Protecting Computes with Whitelists and Manifests
We’ve added whitelists to Computes to help you protect your network against malicious or unwanted task execution. You will need to run version 14.0.0 or higher to get the new whitelist functionality. If you want to get up and running quickly and explore the whitelists later, check out the Getting Started guide to set up an open whitelist.
What’s changed?
There are two changes that will be immediately noticeable.
- When starting the computes-daemon you will need to pass the
COMPUTES_WHITELISTenvironment variable or--whitelistparameter. - All task definitions must provide a manifest.
A Simple Manifest
Since you will be required to reference your manifest in the whitelists, let’s start by creating a simple manifest for a docker image.
{
"*": {
"image": "computes/fibonacci-sum-split:latest"
}
}The * represents the platforms that this image will run on. In this case, the * means to use this image for all platforms.
We need to add this manifest to IPFS in order to reference it in our task and whitelist.
cat manifest.json | ipfs dag put
> zdpuArJcUhve8GiwWQM5nhAKfzc3LPztg1EsoYxbpufAzo4DrNow that we have the CID of the manifest, we can add it as an authorized manifest in our whitelist.
A Simple Whitelist
A whitelist is a list of manifests that are authorized to run on your Computes node. Let’s use the manifest we created above and allow it to be used in our network.
{
"runners": {
"docker-json-runner": {
"manifests": [
{ "/": "zdpuArJcUhve8GiwWQM5nhAKfzc3LPztg1EsoYxbpufAzo4Dr" }
]
}
}
}In our case, we are authorizing the docker-json-runner to use our manifest. Let’s add this whitelist to IPFS and get ready to use it in a task.

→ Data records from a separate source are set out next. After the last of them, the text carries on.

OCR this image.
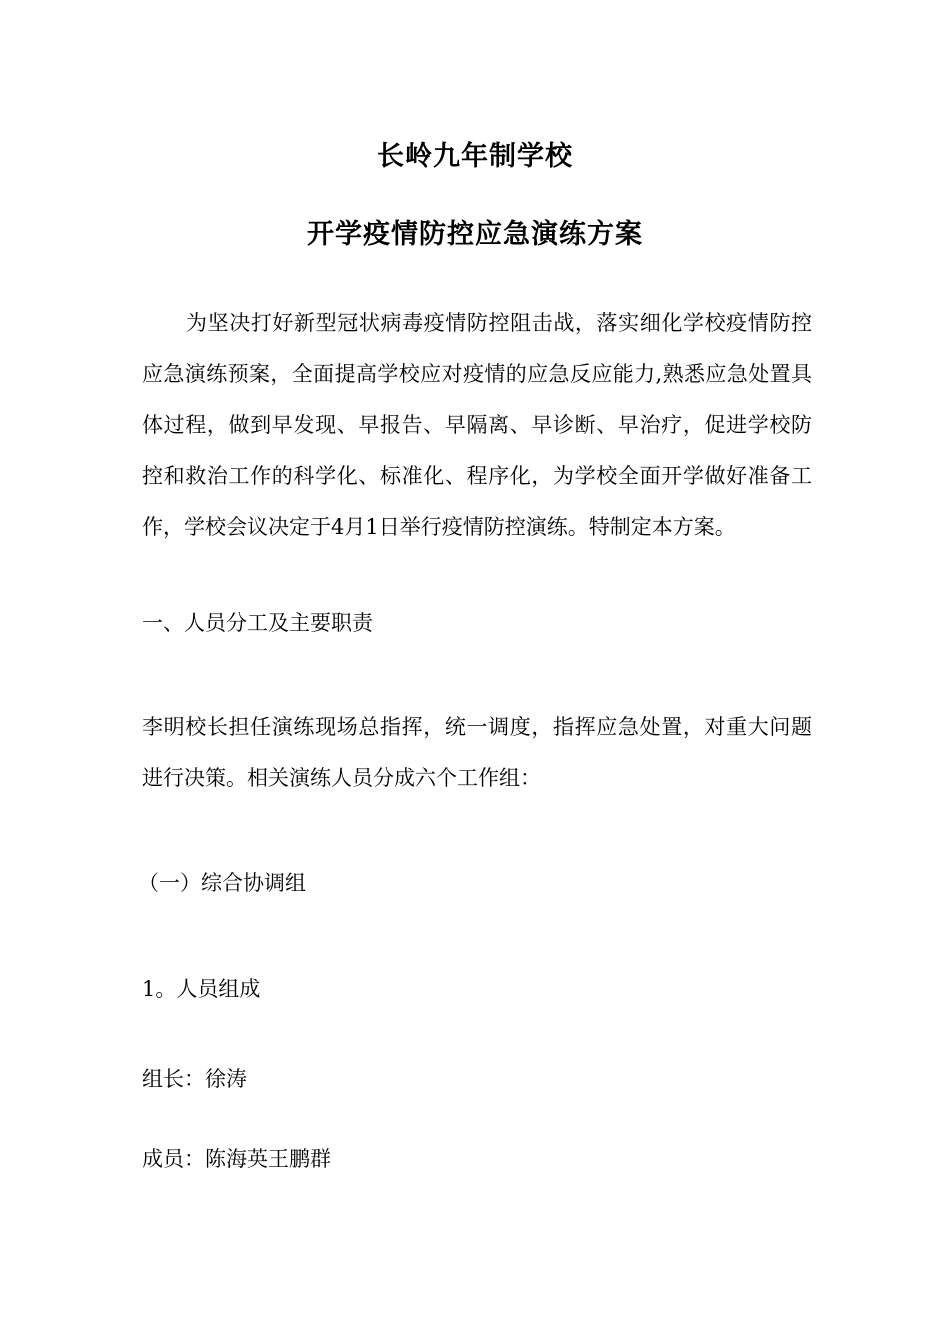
长岭九年制学校
开学疫情防控应急演练方案

为坚决打好新型冠状病毒疫情防控阻击战，落实细化学校疫情防控应急演练预案，全面提高学校应对疫情的应急反应能力,熟悉应急处置具体过程，做到早发现、早报告、早隔离、早诊断、早治疗，促进学校防控和救治工作的科学化、标准化、程序化，为学校全面开学做好准备工作，学校会议决定于4月1日举行疫情防控演练。特制定本方案。

一、人员分工及主要职责

李明校长担任演练现场总指挥，统一调度，指挥应急处置，对重大问题进行决策。相关演练人员分成六个工作组：

（一）综合协调组

1。人员组成

组长：徐涛

成员：陈海英王鹏群
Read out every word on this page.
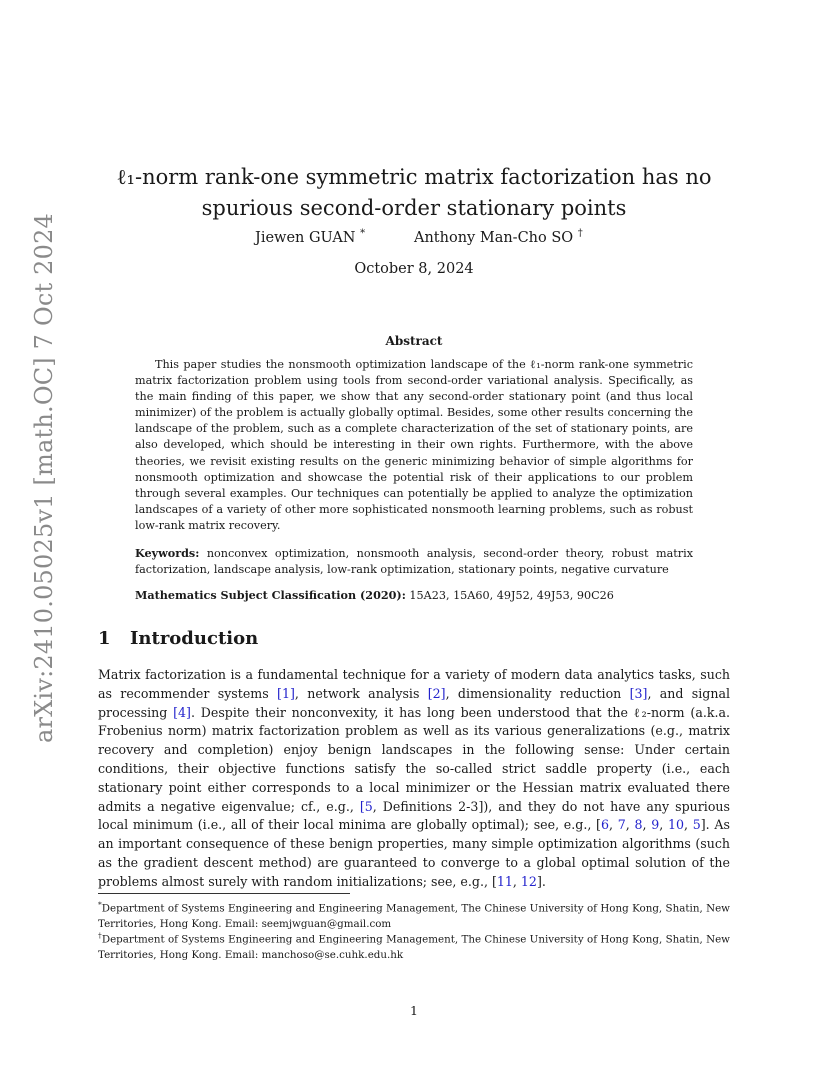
arXiv:2410.05025v1 [math.OC] 7 Oct 2024
ℓ₁-norm rank-one symmetric matrix factorization has no spurious second-order stationary points
Jiewen GUAN *	Anthony Man-Cho SO †
October 8, 2024
Abstract

This paper studies the nonsmooth optimization landscape of the ℓ₁-norm rank-one symmetric matrix factorization problem using tools from second-order variational analysis. Specifically, as the main finding of this paper, we show that any second-order stationary point (and thus local minimizer) of the problem is actually globally optimal. Besides, some other results concerning the landscape of the problem, such as a complete characterization of the set of stationary points, are also developed, which should be interesting in their own rights. Furthermore, with the above theories, we revisit existing results on the generic minimizing behavior of simple algorithms for nonsmooth optimization and showcase the potential risk of their applications to our problem through several examples. Our techniques can potentially be applied to analyze the optimization landscapes of a variety of other more sophisticated nonsmooth learning problems, such as robust low-rank matrix recovery.

Keywords: nonconvex optimization, nonsmooth analysis, second-order theory, robust matrix factorization, landscape analysis, low-rank optimization, stationary points, negative curvature

Mathematics Subject Classification (2020): 15A23, 15A60, 49J52, 49J53, 90C26

1 Introduction

Matrix factorization is a fundamental technique for a variety of modern data analytics tasks, such as recommender systems [1], network analysis [2], dimensionality reduction [3], and signal processing [4]. Despite their nonconvexity, it has long been understood that the ℓ₂-norm (a.k.a. Frobenius norm) matrix factorization problem as well as its various generalizations (e.g., matrix recovery and completion) enjoy benign landscapes in the following sense: Under certain conditions, their objective functions satisfy the so-called strict saddle property (i.e., each stationary point either corresponds to a local minimizer or the Hessian matrix evaluated there admits a negative eigenvalue; cf., e.g., [5, Definitions 2-3]), and they do not have any spurious local minimum (i.e., all of their local minima are globally optimal); see, e.g., [6, 7, 8, 9, 10, 5]. As an important consequence of these benign properties, many simple optimization algorithms (such as the gradient descent method) are guaranteed to converge to a global optimal solution of the problems almost surely with random initializations; see, e.g., [11, 12].

*Department of Systems Engineering and Engineering Management, The Chinese University of Hong Kong, Shatin, New Territories, Hong Kong. Email: seemjwguan@gmail.com

†Department of Systems Engineering and Engineering Management, The Chinese University of Hong Kong, Shatin, New Territories, Hong Kong. Email: manchoso@se.cuhk.edu.hk

1
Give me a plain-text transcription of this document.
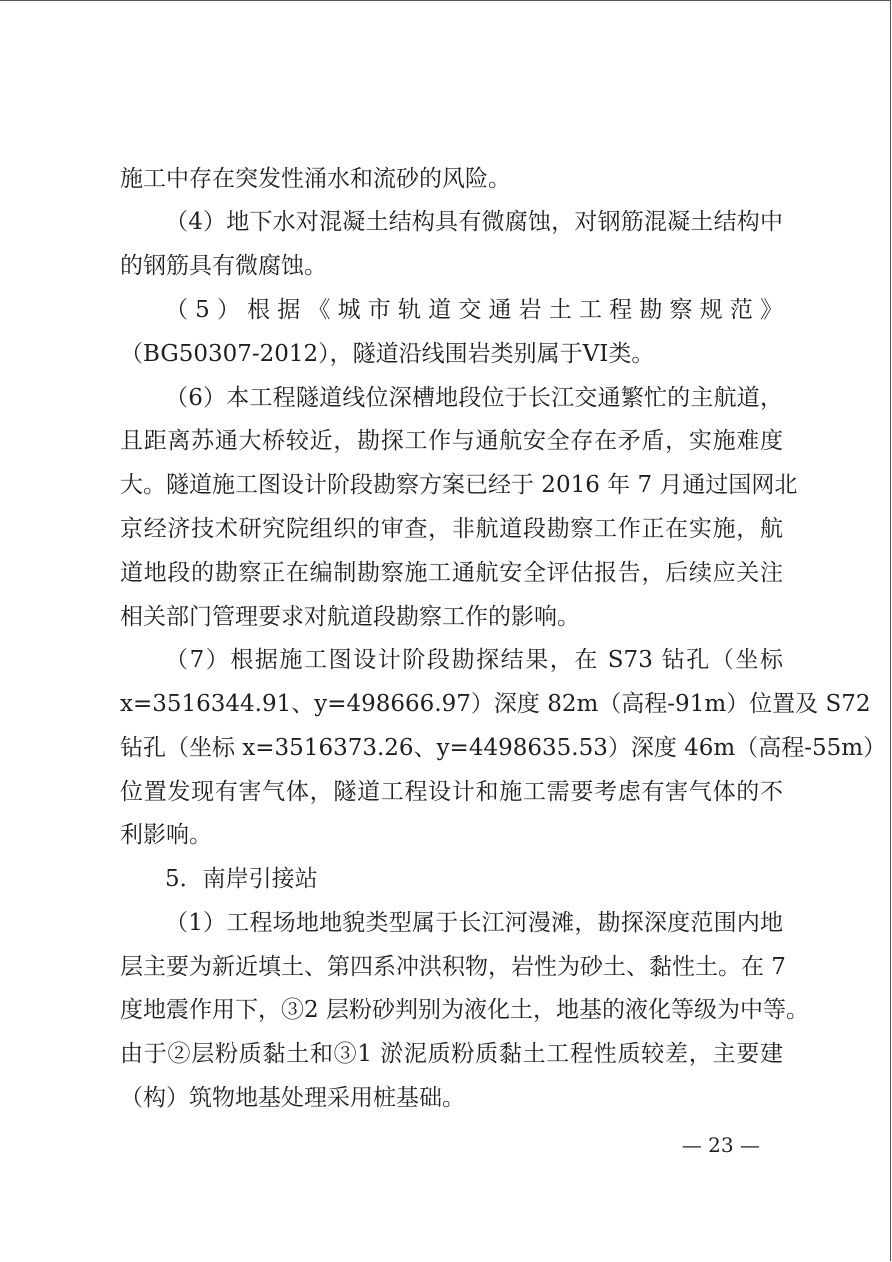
施工中存在突发性涌水和流砂的风险。
（4）地下水对混凝土结构具有微腐蚀，对钢筋混凝土结构中
的钢筋具有微腐蚀。
（5）根据《城市轨道交通岩土工程勘察规范》
（BG50307-2012），隧道沿线围岩类别属于VI类。
（6）本工程隧道线位深槽地段位于长江交通繁忙的主航道，
且距离苏通大桥较近，勘探工作与通航安全存在矛盾，实施难度
大。隧道施工图设计阶段勘察方案已经于 2016 年 7 月通过国网北
京经济技术研究院组织的审查，非航道段勘察工作正在实施，航
道地段的勘察正在编制勘察施工通航安全评估报告，后续应关注
相关部门管理要求对航道段勘察工作的影响。
（7）根据施工图设计阶段勘探结果，在 S73 钻孔（坐标
x=3516344.91、y=498666.97）深度 82m（高程-91m）位置及 S72
钻孔（坐标 x=3516373.26、y=4498635.53）深度 46m（高程-55m）
位置发现有害气体，隧道工程设计和施工需要考虑有害气体的不
利影响。
5．南岸引接站
（1）工程场地地貌类型属于长江河漫滩，勘探深度范围内地
层主要为新近填土、第四系冲洪积物，岩性为砂土、黏性土。在 7
度地震作用下，③2 层粉砂判别为液化土，地基的液化等级为中等。
由于②层粉质黏土和③1 淤泥质粉质黏土工程性质较差，主要建
（构）筑物地基处理采用桩基础。
— 23 —
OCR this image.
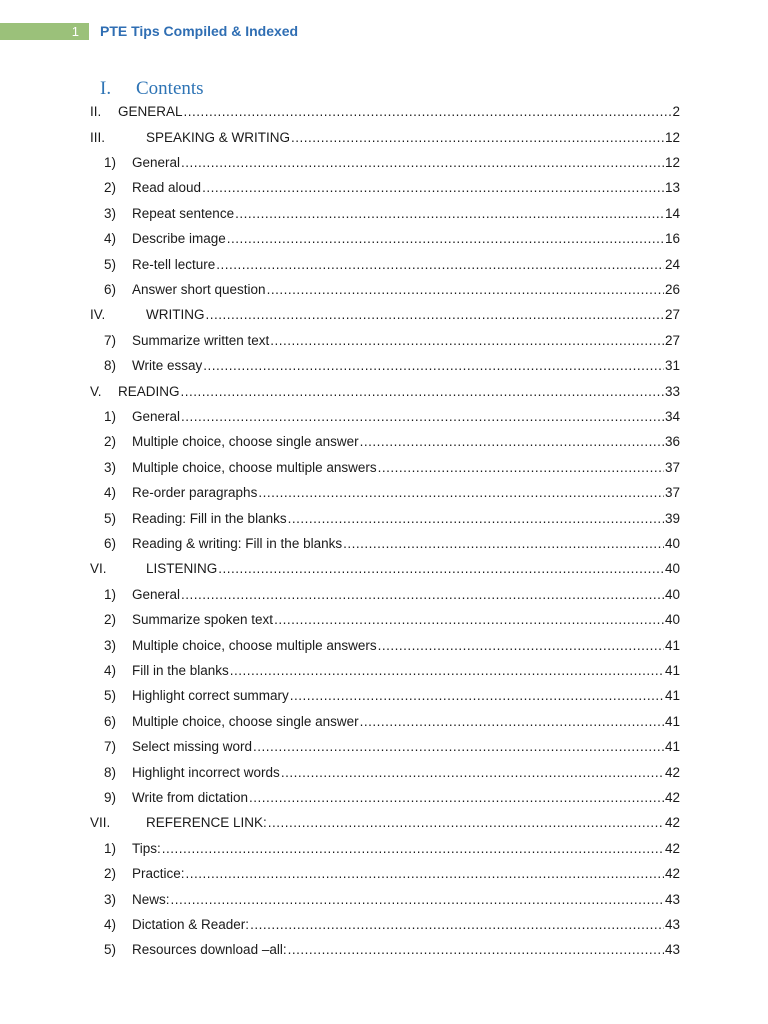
1	PTE Tips Compiled & Indexed
I. Contents
II.	GENERAL .....	2
III.	SPEAKING & WRITING .....	12
1)	General .....	12
2)	Read aloud .....	13
3)	Repeat sentence .....	14
4)	Describe image .....	16
5)	Re-tell lecture .....	24
6)	Answer short question .....	26
IV.	WRITING .....	27
7)	Summarize written text .....	27
8)	Write essay .....	31
V.	READING .....	33
1)	General .....	34
2)	Multiple choice, choose single answer .....	36
3)	Multiple choice, choose multiple answers .....	37
4)	Re-order paragraphs .....	37
5)	Reading: Fill in the blanks .....	39
6)	Reading & writing: Fill in the blanks .....	40
VI.	LISTENING .....	40
1)	General .....	40
2)	Summarize spoken text .....	40
3)	Multiple choice, choose multiple answers .....	41
4)	Fill in the blanks .....	41
5)	Highlight correct summary .....	41
6)	Multiple choice, choose single answer .....	41
7)	Select missing word .....	41
8)	Highlight incorrect words .....	42
9)	Write from dictation .....	42
VII.	REFERENCE LINK: .....	42
1)	Tips: .....	42
2)	Practice: .....	42
3)	News: .....	43
4)	Dictation & Reader: .....	43
5)	Resources download –all: .....	43
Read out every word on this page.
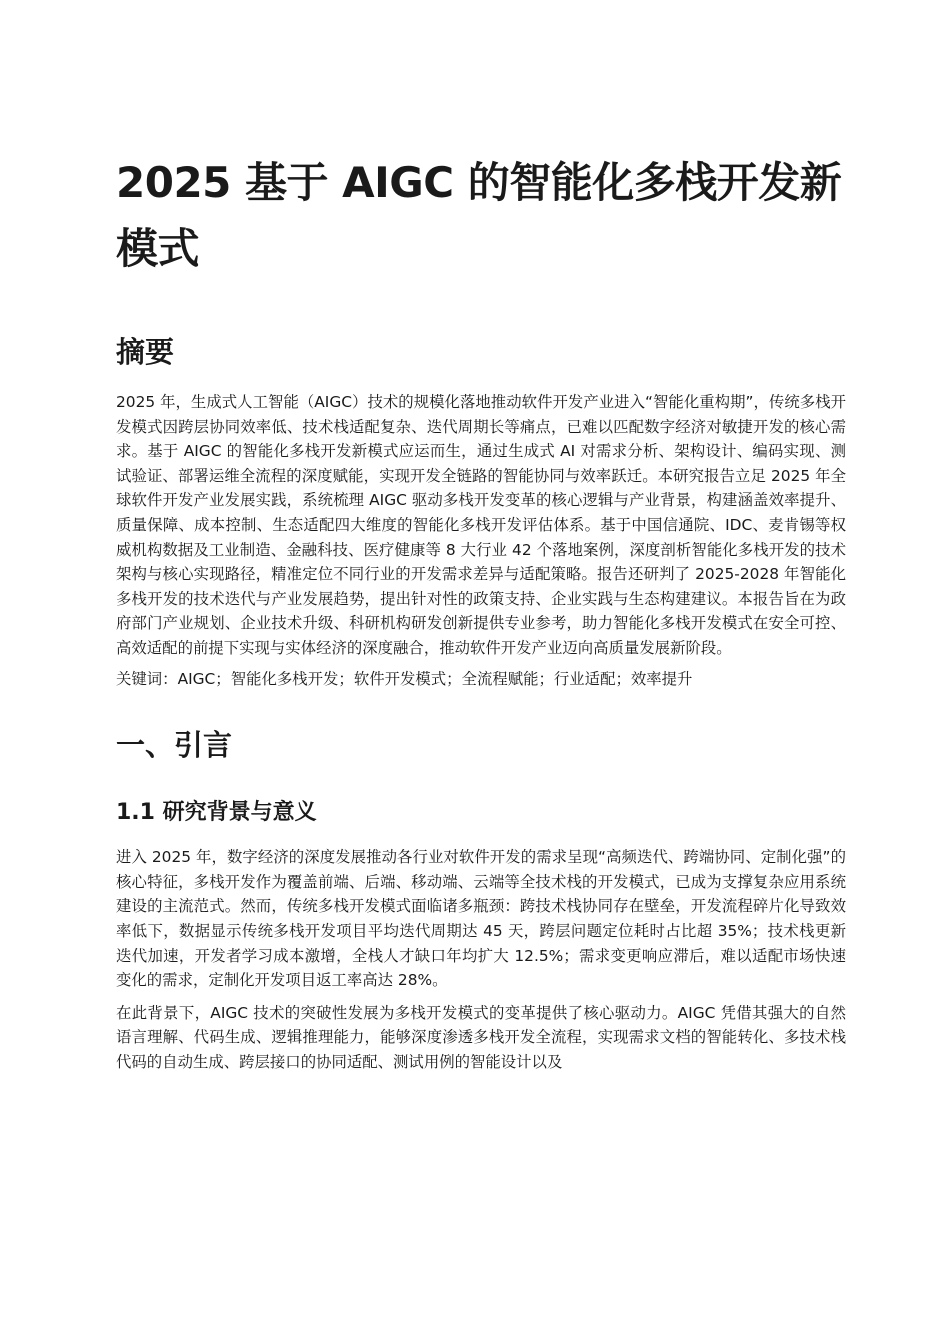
2025 基于 AIGC 的智能化多栈开发新模式
摘要

2025 年，生成式人工智能（AIGC）技术的规模化落地推动软件开发产业进入“智能化重构期”，传统多栈开发模式因跨层协同效率低、技术栈适配复杂、迭代周期长等痛点，已难以匹配数字经济对敏捷开发的核心需求。基于 AIGC 的智能化多栈开发新模式应运而生，通过生成式 AI 对需求分析、架构设计、编码实现、测试验证、部署运维全流程的深度赋能，实现开发全链路的智能协同与效率跃迁。本研究报告立足 2025 年全球软件开发产业发展实践，系统梳理 AIGC 驱动多栈开发变革的核心逻辑与产业背景，构建涵盖效率提升、质量保障、成本控制、生态适配四大维度的智能化多栈开发评估体系。基于中国信通院、IDC、麦肯锡等权威机构数据及工业制造、金融科技、医疗健康等 8 大行业 42 个落地案例，深度剖析智能化多栈开发的技术架构与核心实现路径，精准定位不同行业的开发需求差异与适配策略。报告还研判了 2025-2028 年智能化多栈开发的技术迭代与产业发展趋势，提出针对性的政策支持、企业实践与生态构建建议。本报告旨在为政府部门产业规划、企业技术升级、科研机构研发创新提供专业参考，助力智能化多栈开发模式在安全可控、高效适配的前提下实现与实体经济的深度融合，推动软件开发产业迈向高质量发展新阶段。

关键词：AIGC；智能化多栈开发；软件开发模式；全流程赋能；行业适配；效率提升

一、引言
1.1 研究背景与意义

进入 2025 年，数字经济的深度发展推动各行业对软件开发的需求呈现“高频迭代、跨端协同、定制化强”的核心特征，多栈开发作为覆盖前端、后端、移动端、云端等全技术栈的开发模式，已成为支撑复杂应用系统建设的主流范式。然而，传统多栈开发模式面临诸多瓶颈：跨技术栈协同存在壁垒，开发流程碎片化导致效率低下，数据显示传统多栈开发项目平均迭代周期达 45 天，跨层问题定位耗时占比超 35%；技术栈更新迭代加速，开发者学习成本激增，全栈人才缺口年均扩大 12.5%；需求变更响应滞后，难以适配市场快速变化的需求，定制化开发项目返工率高达 28%。

在此背景下，AIGC 技术的突破性发展为多栈开发模式的变革提供了核心驱动力。AIGC 凭借其强大的自然语言理解、代码生成、逻辑推理能力，能够深度渗透多栈开发全流程，实现需求文档的智能转化、多技术栈代码的自动生成、跨层接口的协同适配、测试用例的智能设计以及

cat whitelist.json | ipfs dag put
> zdpuAonyLqnX8V4E7p49VfKg4mCX2qpMzGKxA9ad9WhhQhma3Use the Whitelist
Let’s run Computes using this whitelist.
computes-daemon --whitelist zdpuAonyLqnX8V4E7p49VfKg4mCX2qpMzGKxA9ad9WhhQhma3 runA Whitelisted Task
This is the biggest change to Computes from prior versions. Previously you could specify the docker image you wanted to run in the metadata property. This allowed any docker image to run on your machine, and also would not let you change the docker image on different platforms if necessary. Now, you can specify the manifest in your task like so:
{
"input": {
"dataset": 2
},
"taskDefinition": {
"runner": {
"type": "docker-json-runner",
"manifest": {
"/": "zdpuArJcUhve8GiwWQM5nhAKfzc3LPztg1EsoYxbpufAzo4Dr"
}
},
"result": {
"action": "set",
"destination": {
"dataset": { "/": "<dataset-hash-here>" },
"path": "split/results"
}
}
},
"status": {
"/": "<status-hash-here>"
}
}Thanks to IPFS content addressing, we can be sure that the manifest we reference will always point to the correct docker image tag.
What’s next?
We will be providing more security options in the future to checksum and verify the docker image to ensure it hasn’t been changed in the registry.
Also, we will add support to reference an IPNS entry to allow whitelists to be updated securely and immediately update all nodes on the Computes network.